Founder of the town of Paris, Ontario (1796–1872)

Hiram Capron (February 12, 1796 – September 10, 1872) was the founder of the town of Paris in Ontario, Canada, which was incorporated in 1849. An immigrant from the United States, he purchased large plots of land by the Grand River and Nith River which he settled and developed.

== Early life ==

Capron was born and raised in the town of Leicester, Vermont in 1796 to a family of farmers. Upon reaching adulthood, he briefly worked as an instructor at a ladies' academy before moving to New York to work for an iron-founder named Theophilus Short. Short owned a number of iron blast furnaces in the area of Shortsville, and he employed Capron as a bookkeeper. Some time later, about 1821, Capron began investigating establishing his own blast furnace and, with a few business associates, he purchased a plot of land in Norfolk County by Lake Erie and erected a new blast furnace in 1822. By 1823 the furnace was operational and Capron was traveling the province selling ironware. At this time he revoked his American citizenship in order to swear an oath to the crown of England.

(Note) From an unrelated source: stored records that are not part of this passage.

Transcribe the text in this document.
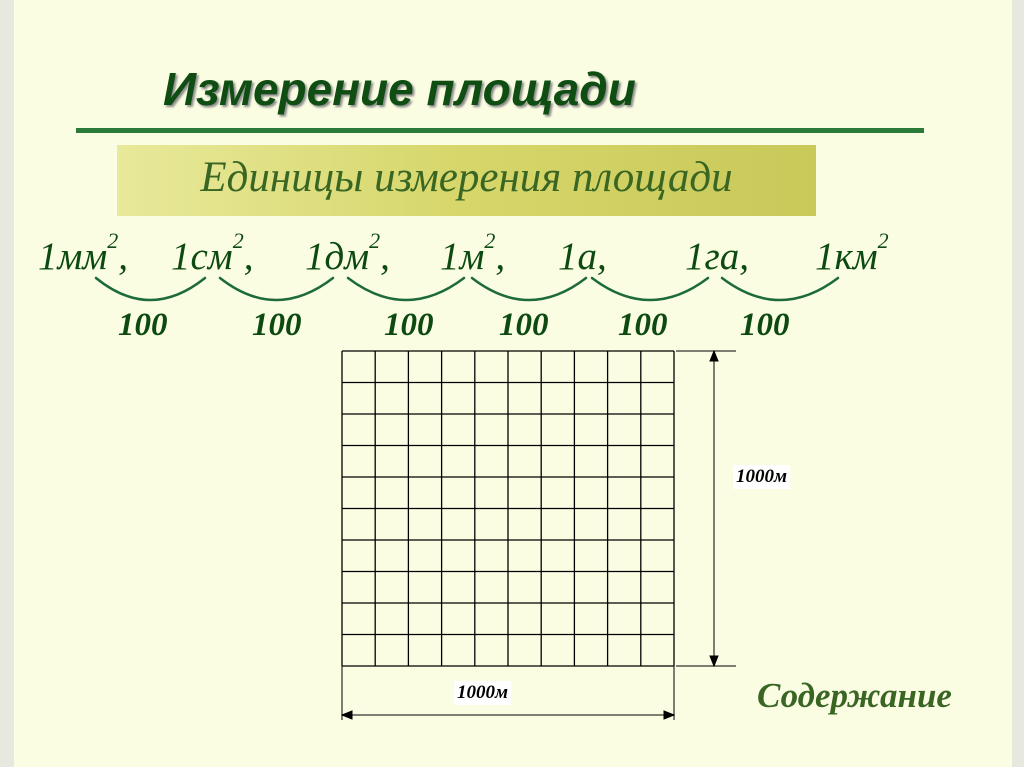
Измерение площади
Единицы измерения площади
$1мм^2$, $1см^2$, $1дм^2$, $1м^2$, 1а, 1га, $1км^2$
100	100	100 100 100 100
1000м
1000м	Содержание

In 1823, Capron passed through the area then known as The Forks of the Grand River where he met a man named William Holme. At this time, most of the land which now makes up Paris belonged to Holme; the region was mostly undeveloped, but included a small plaster mill which likely indicated to Capron the area's economic value. While the two men conducted no business on this occasion, Capron was eventually able to buy the land from Holme and in 1829 prepared to move to his new home.

== Paris ==

Once he had moved to the Forks of the Grand River, Capron set about clearing the land and dividing it into lots. He began leasing it to settlers in order to encourage the growth of a community. He also undertook the development of Governor's Road, the Paris branch of the Dundas Street highway, in order to permit trade and further enhance the growth of the village. When the village had grown enough to sustain industry, Capron began developing his land along the Nith and Grand Rivers into raceways to supply water power, which would eventually form the basis of the town's manufacturing industry.

== Incorporation and later life ==

Paris was officially incorporated as a village in 1849, with a population of 1000, and its formal political structure was established at the beginning of 1850. As the head of the founding members, Capron was elected the first reeve, and would serve another term in 1854; he also served a number of early terms as a councillor. However, he did not pursue a career in politics and spent the rest of his life farming, and managing the land and water-ways that he owned and rented.

He died in Paris on September 10, 1872, after a period of ill health.